81 There is a further consideration that the document provided for the signatures of both parties. When Mr Guerinoni sent the document to Mr Castino on 19 September, it was unsigned. It would be inferred from the fact that the document provided for its being signed by both parties that even if it were intended that the document be contractually binding, that would not be so unless and until the document was signed by both parties and the signed acceptance communicated to each party. That is to say, even if the document was capable of giving rise to an immediately binding contract, that contract did not come into existence upon the provision of Mr Valentino's signed copy of the document to Mr Guerinino. At that point, Mr Guerinoni would not be bound because he had not signed the document, although the document provided for his signature. When the document signed by Mr Guerinoni was sent to Mr Stanton, it was sent under cover of the letter from Mr Barraket that showed that Mr Guerinoni did not intend that he would be required to purchase the plaintiff's shares by releasing the $500,000 in Mr Castino's trust account unless the matters referred to in Mr Barraket's letter of 24 September 2007 (quoted at para [54] above) were attended to. As Mr Valentino did not agree to all of those matters, there never was a point at which both parties expressed their intention to be bound by the terms of the document headed "Transfer of Shares & Units".

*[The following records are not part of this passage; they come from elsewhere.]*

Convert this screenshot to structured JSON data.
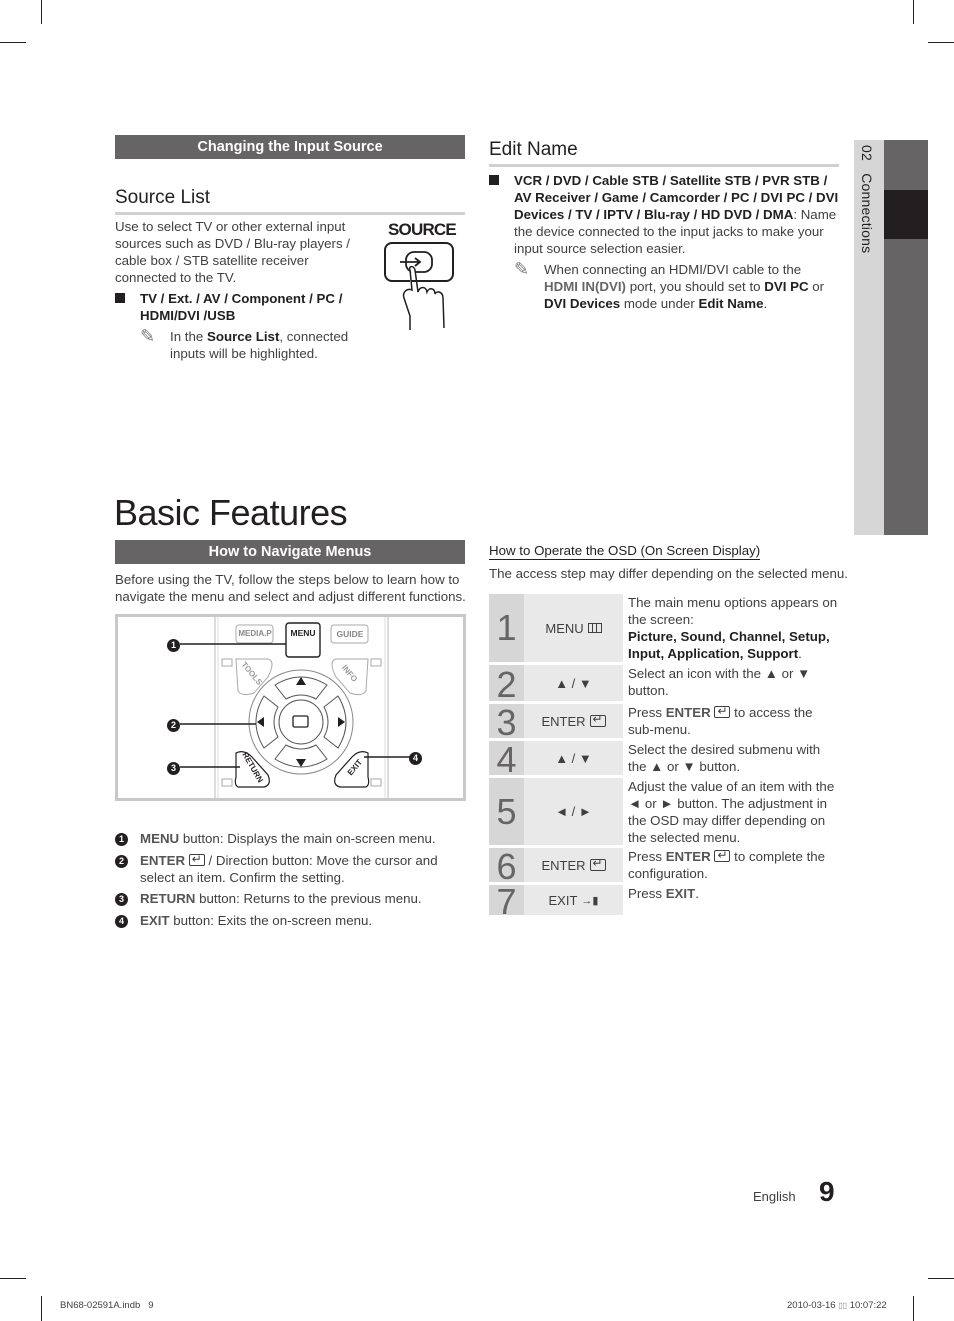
{
  "side_tab": {
    "chapter_number": "02",
    "chapter_title": "Connections",
    "label": "02   Connections"
  },
  "left_top": {
    "section_bar": "Changing the Input Source",
    "heading": "Source List",
    "intro": "Use to select TV or other external input sources such as DVD / Blu-ray players / cable box / STB satellite receiver connected to the TV.",
    "bullet": "TV / Ext. / AV / Component / PC / HDMI/DVI /USB",
    "note_pre": "In the ",
    "note_bold": "Source List",
    "note_post": ", connected inputs will be highlighted.",
    "source_button_label": "SOURCE"
  },
  "right_top": {
    "heading": "Edit Name",
    "bullet_bold": "VCR / DVD / Cable STB / Satellite STB / PVR STB / AV Receiver / Game / Camcorder / PC / DVI PC / DVI Devices / TV / IPTV / Blu-ray / HD DVD / DMA",
    "bullet_rest": ": Name the device connected to the input jacks to make your input source selection easier.",
    "note_1": "When connecting an HDMI/DVI cable to the ",
    "note_port": "HDMI IN(DVI)",
    "note_2": " port, you should set to ",
    "note_bold1": "DVI PC",
    "note_3": " or ",
    "note_bold2": "DVI Devices",
    "note_4": " mode under ",
    "note_bold3": "Edit Name",
    "note_5": "."
  },
  "basic_features": {
    "title": "Basic Features",
    "section_bar": "How to Navigate Menus",
    "intro": "Before using the TV, follow the steps below to learn how to navigate the menu and select and adjust different functions.",
    "remote": {
      "buttons": [
        "MEDIA.P",
        "MENU",
        "GUIDE",
        "TOOLS",
        "INFO",
        "RETURN",
        "EXIT"
      ],
      "callouts": [
        "1",
        "2",
        "3",
        "4"
      ]
    },
    "legend": [
      {
        "num": "1",
        "bold": "MENU",
        "text": " button: Displays the main on-screen menu."
      },
      {
        "num": "2",
        "bold": "ENTER",
        "text": " / Direction button: Move the cursor and select an item. Confirm the setting.",
        "icon": "enter-icon"
      },
      {
        "num": "3",
        "bold": "RETURN",
        "text": " button: Returns to the previous menu."
      },
      {
        "num": "4",
        "bold": "EXIT",
        "text": " button: Exits the on-screen menu."
      }
    ]
  },
  "osd": {
    "title": "How to Operate the OSD (On Screen Display)",
    "subtitle": "The access step may differ depending on the selected menu.",
    "steps": [
      {
        "num": "1",
        "key": "MENU",
        "key_icon": "menu-icon",
        "desc": "The main menu options appears on the screen:",
        "desc_bold": "Picture, Sound, Channel, Setup, Input, Application, Support",
        "desc_end": "."
      },
      {
        "num": "2",
        "key": "▲ / ▼",
        "desc": "Select an icon with the ▲ or ▼ button."
      },
      {
        "num": "3",
        "key": "ENTER",
        "key_icon": "enter-icon",
        "desc_pre": "Press ",
        "desc_bold": "ENTER",
        "desc": " to access the sub-menu."
      },
      {
        "num": "4",
        "key": "▲ / ▼",
        "desc": "Select the desired submenu with the ▲ or ▼ button."
      },
      {
        "num": "5",
        "key": "◄ / ►",
        "desc": "Adjust the value of an item with the ◄ or ► button. The adjustment in the OSD may differ depending on the selected menu."
      },
      {
        "num": "6",
        "key": "ENTER",
        "key_icon": "enter-icon",
        "desc_pre": "Press ",
        "desc_bold": "ENTER",
        "desc": " to complete the configuration."
      },
      {
        "num": "7",
        "key": "EXIT",
        "key_icon": "exit-icon",
        "desc_pre": "Press ",
        "desc_bold": "EXIT",
        "desc": "."
      }
    ]
  },
  "footer": {
    "language": "English",
    "page_number": "9",
    "slug_file": "BN68-02591A.indb   9",
    "slug_date": "2010-03-16",
    "slug_time": "10:07:22"
  }
}
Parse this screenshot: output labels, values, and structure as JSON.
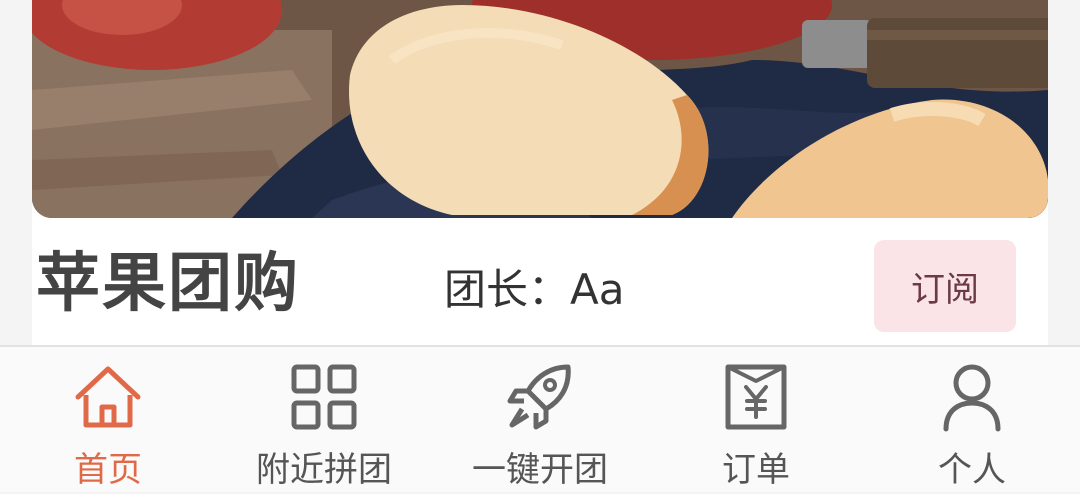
{
  "hero": {
    "image": "apple-slices-photo"
  },
  "group": {
    "title": "苹果团购",
    "leader_text": "团长：Aa",
    "subscribe_label": "订阅"
  },
  "tabbar": {
    "active_color": "#e06a48",
    "inactive_color": "#555555",
    "items": [
      {
        "label": "首页",
        "icon": "home-icon",
        "active": true
      },
      {
        "label": "附近拼团",
        "icon": "grid-icon",
        "active": false
      },
      {
        "label": "一键开团",
        "icon": "rocket-icon",
        "active": false
      },
      {
        "label": "订单",
        "icon": "receipt-icon",
        "active": false
      },
      {
        "label": "个人",
        "icon": "person-icon",
        "active": false
      }
    ]
  }
}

82 For these reasons I conclude that this is a "third category" Masters v Cameron case where the intention of the parties was not to make a concluded bargain unless and until they executed the formal documents to be prepared by the solicitor.
83 If that conclusion be wrong, then this would be a "second category" case where the parties had made performance of the terms conditional upon the execution of the "paperwork" to be prepared by the solicitor. For the reasons I have given I do not accept that the reference to "paperwork" was confined to a share transfer.

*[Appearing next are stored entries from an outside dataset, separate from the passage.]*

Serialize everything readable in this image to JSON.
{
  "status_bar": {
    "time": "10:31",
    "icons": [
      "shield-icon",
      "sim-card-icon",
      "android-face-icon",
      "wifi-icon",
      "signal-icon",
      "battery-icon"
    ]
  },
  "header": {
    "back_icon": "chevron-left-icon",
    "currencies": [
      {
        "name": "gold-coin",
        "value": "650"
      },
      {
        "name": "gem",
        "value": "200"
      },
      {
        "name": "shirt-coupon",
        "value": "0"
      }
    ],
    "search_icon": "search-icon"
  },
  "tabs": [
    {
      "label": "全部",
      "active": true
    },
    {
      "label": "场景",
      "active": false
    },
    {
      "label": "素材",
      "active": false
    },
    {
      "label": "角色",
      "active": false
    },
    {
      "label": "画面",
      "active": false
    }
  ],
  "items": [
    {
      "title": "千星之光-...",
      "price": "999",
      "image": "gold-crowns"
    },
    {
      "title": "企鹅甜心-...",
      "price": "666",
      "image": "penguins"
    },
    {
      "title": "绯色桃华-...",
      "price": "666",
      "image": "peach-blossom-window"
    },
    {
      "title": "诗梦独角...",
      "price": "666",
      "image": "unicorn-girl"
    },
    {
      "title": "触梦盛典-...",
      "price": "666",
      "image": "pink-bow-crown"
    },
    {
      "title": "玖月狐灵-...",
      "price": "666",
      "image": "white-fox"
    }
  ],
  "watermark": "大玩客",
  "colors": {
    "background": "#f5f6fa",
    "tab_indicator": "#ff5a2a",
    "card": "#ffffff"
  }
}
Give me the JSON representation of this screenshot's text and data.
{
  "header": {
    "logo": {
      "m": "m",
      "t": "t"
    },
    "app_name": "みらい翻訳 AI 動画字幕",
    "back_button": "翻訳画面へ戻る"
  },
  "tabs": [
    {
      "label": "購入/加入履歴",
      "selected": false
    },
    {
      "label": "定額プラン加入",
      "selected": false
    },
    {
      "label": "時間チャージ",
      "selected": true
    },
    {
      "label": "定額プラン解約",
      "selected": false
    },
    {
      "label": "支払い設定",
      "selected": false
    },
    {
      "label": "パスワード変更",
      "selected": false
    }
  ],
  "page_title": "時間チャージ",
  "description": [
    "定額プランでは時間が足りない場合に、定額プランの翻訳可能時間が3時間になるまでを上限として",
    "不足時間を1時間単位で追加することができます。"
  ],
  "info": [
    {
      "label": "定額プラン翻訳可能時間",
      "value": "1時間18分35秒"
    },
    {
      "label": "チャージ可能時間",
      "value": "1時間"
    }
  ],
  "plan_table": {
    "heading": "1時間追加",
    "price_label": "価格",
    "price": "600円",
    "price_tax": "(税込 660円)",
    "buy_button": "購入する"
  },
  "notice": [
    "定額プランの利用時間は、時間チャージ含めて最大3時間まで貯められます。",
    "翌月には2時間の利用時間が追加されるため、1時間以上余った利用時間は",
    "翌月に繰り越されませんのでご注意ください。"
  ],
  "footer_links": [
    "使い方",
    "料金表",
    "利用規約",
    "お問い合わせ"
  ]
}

84 Further, because no definition was given to the terms to be included in the paperwork to be finalised by the acting solicitor, the agreement would be void for uncertainty unless the parties were to be taken to have left all such terms to be settled by the solicitor (see Biotechnology Australia Pty Ltd v Pace (1988) 15 NSWLR 130 at 136). As the "acting solicitor" was Mr Guerinoni's solicitor, it is not a reasonable construction of the clause that Mr Valentino was to be taken to have accepted any term that the solicitor might choose to incorporate in the paperwork. I consider that once it is determined that "all paperwork" is not confined to the share transfer and is not limited to the five subject matters in the arrow points, the agreement is too uncertain to be enforced. It amounts to an agreement to agree on terms to be included in the document to be prepared by the solicitor. Accordingly, if there were an objective intention of the parties to be bound by the document, the agreement would be void for uncertainty.

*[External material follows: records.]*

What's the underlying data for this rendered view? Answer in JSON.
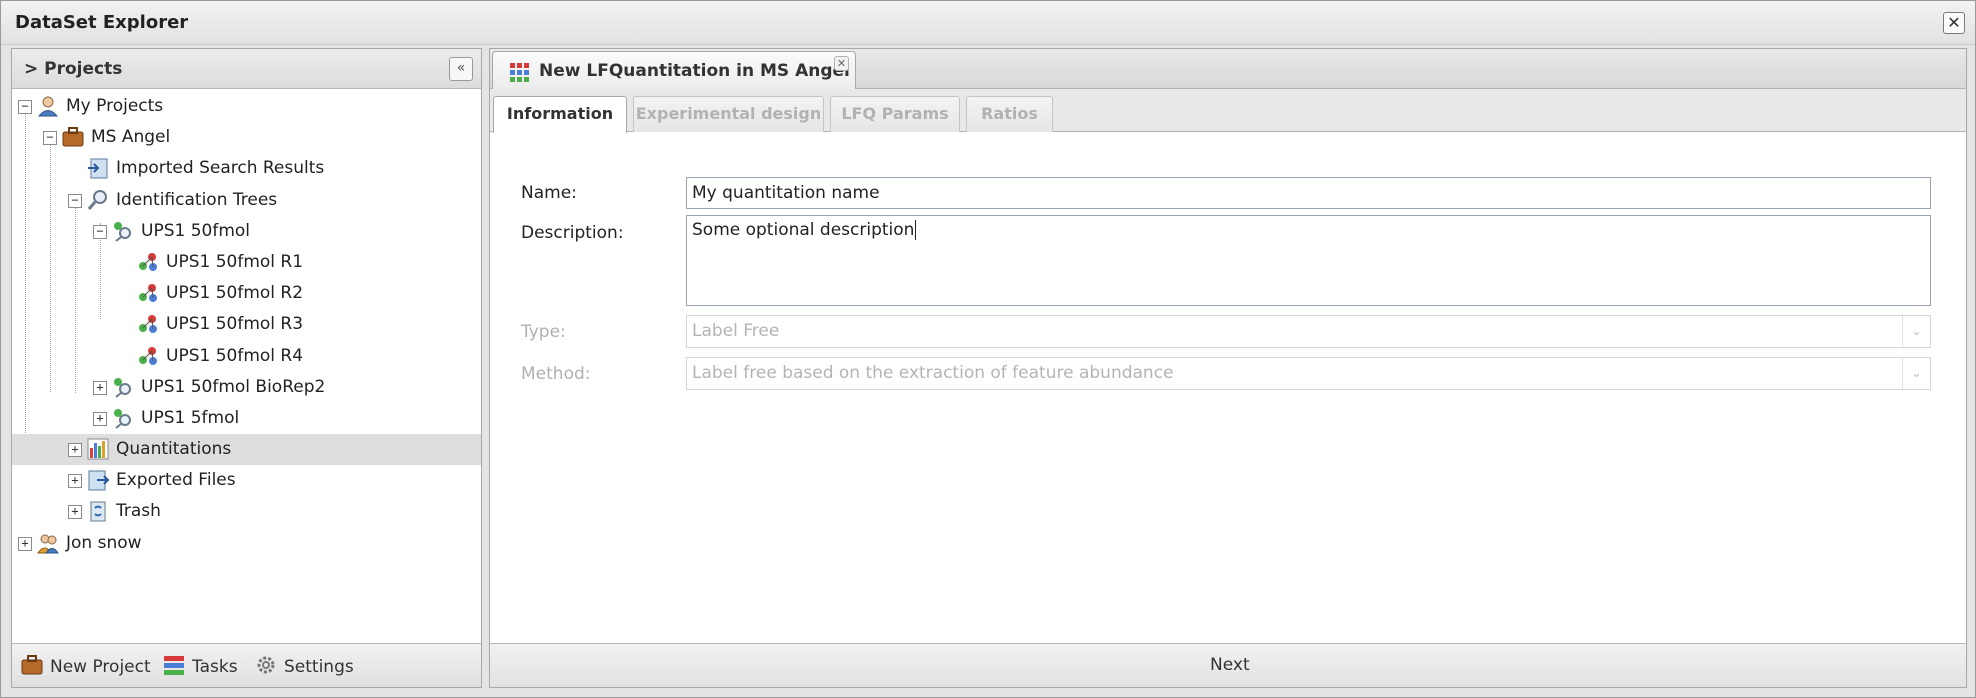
{
  "window": {
    "title": "DataSet Explorer"
  },
  "projects_panel": {
    "title": "> Projects",
    "tree": [
      {
        "label": "My Projects"
      },
      {
        "label": "MS Angel"
      },
      {
        "label": "Imported Search Results"
      },
      {
        "label": "Identification Trees"
      },
      {
        "label": "UPS1 50fmol"
      },
      {
        "label": "UPS1 50fmol R1"
      },
      {
        "label": "UPS1 50fmol R2"
      },
      {
        "label": "UPS1 50fmol R3"
      },
      {
        "label": "UPS1 50fmol R4"
      },
      {
        "label": "UPS1 50fmol BioRep2"
      },
      {
        "label": "UPS1 5fmol"
      },
      {
        "label": "Quantitations"
      },
      {
        "label": "Exported Files"
      },
      {
        "label": "Trash"
      },
      {
        "label": "Jon snow"
      }
    ],
    "footer": {
      "new_project": "New Project",
      "tasks": "Tasks",
      "settings": "Settings"
    }
  },
  "document_tab": {
    "title": "New LFQuantitation in MS Angel"
  },
  "subtabs": [
    {
      "label": "Information"
    },
    {
      "label": "Experimental design"
    },
    {
      "label": "LFQ Params"
    },
    {
      "label": "Ratios"
    }
  ],
  "form": {
    "name_label": "Name:",
    "name_value": "My quantitation name",
    "description_label": "Description:",
    "description_value": "Some optional description",
    "type_label": "Type:",
    "type_value": "Label Free",
    "method_label": "Method:",
    "method_value": "Label free based on the extraction of feature abundance"
  },
  "footer": {
    "next_label": "Next"
  }
}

85 For these reasons, I conclude that the parties have not settled their dispute. I order that the claims for relief in the statement of claim and cross-claim be dismissed.
86 I direct that the moneys paid into court by Mr Castino and interest accrued thereon be paid to the defendant, or as Mr Guerinoni may direct.
87 The exhibits may be returned after 28 days.
88 I will hear the parties on costs and on the orders to be made in related proceedings for the winding-up of Elliston and in proceedings brought by Mr Guerinoni against Mr Castino.